- City: Truro, Nova Scotia
- League: Nova Scotia Senior Hockey League
- Operated: 1985-1998
- Home arena: Colchester Legion Stadium
- Colours: Black, Yellow, and White
- General manager: Larry Anthony, Jim Foley
- Head coach: John Kibyuk

= Truro Bearcats (senior) =

The Truro Bearcats were a Canadian Senior ice hockey team from Truro, Nova Scotia. The Bearcats were the 1998 Allan Cup Canadian National champions of Senior hockey.

==History==
In 1998, the Truro Bearcats became only the second team from Nova Scotia to win the Allan Cup.

The Bearcats started off the 1997-98 season by announcing that the team would cease operation to help make way for the upstart Truro Bearcats Junior "A" team after twelve years of operation. For their final year, the Canadian Amateur Hockey Association awarded them the right to host the 1998 Allan Cup.
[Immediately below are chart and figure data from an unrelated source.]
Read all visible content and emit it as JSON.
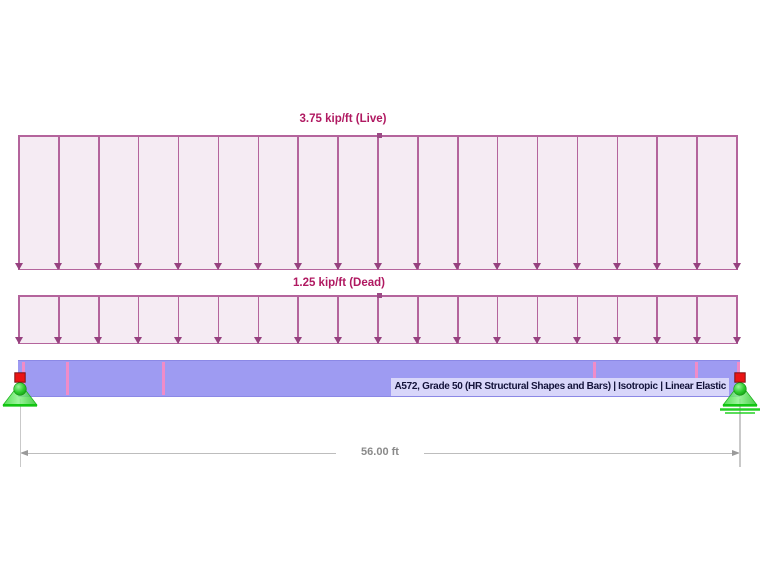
{
  "loads": [
    {
      "id": "live",
      "label": "3.75 kip/ft (Live)",
      "arrow_count": 19
    },
    {
      "id": "dead",
      "label": "1.25 kip/ft (Dead)",
      "arrow_count": 19
    }
  ],
  "member": {
    "material_label": "A572, Grade 50 (HR Structural Shapes and Bars) | Isotropic | Linear Elastic"
  },
  "dimension": {
    "label": "56.00 ft"
  },
  "supports": {
    "left": "pinned",
    "right": "roller"
  },
  "colors": {
    "load_fill": "#f5ebf3",
    "load_line": "#b4649c",
    "load_arrowhead": "#96417f",
    "load_label_text": "#b01961",
    "beam_fill": "#9e9bf2",
    "beam_tick": "#f08cc8",
    "material_label_bg": "#d8d6fa",
    "material_label_text": "#13133a",
    "support_green": "#2ecc2e",
    "support_node_red": "#ea1414",
    "dimension_gray": "#9a9a9a"
  }
}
In the first game of the Allan Cup, the Bearcats beat the Powell River Regals 5-1. In their second game, they tied the Ile des Chenes North Stars 1-1. They closed out the round robin with a 5-3 win over the London Admirals. The victory allowed them to finish first in the round robin and advance directly to the Allan Cup final. In front of a hometown crowd, the Bearcats again faced London, beating them soundly 6-1 to win their only ever Allan Cup. This would be the last game ever played by the Bearcats.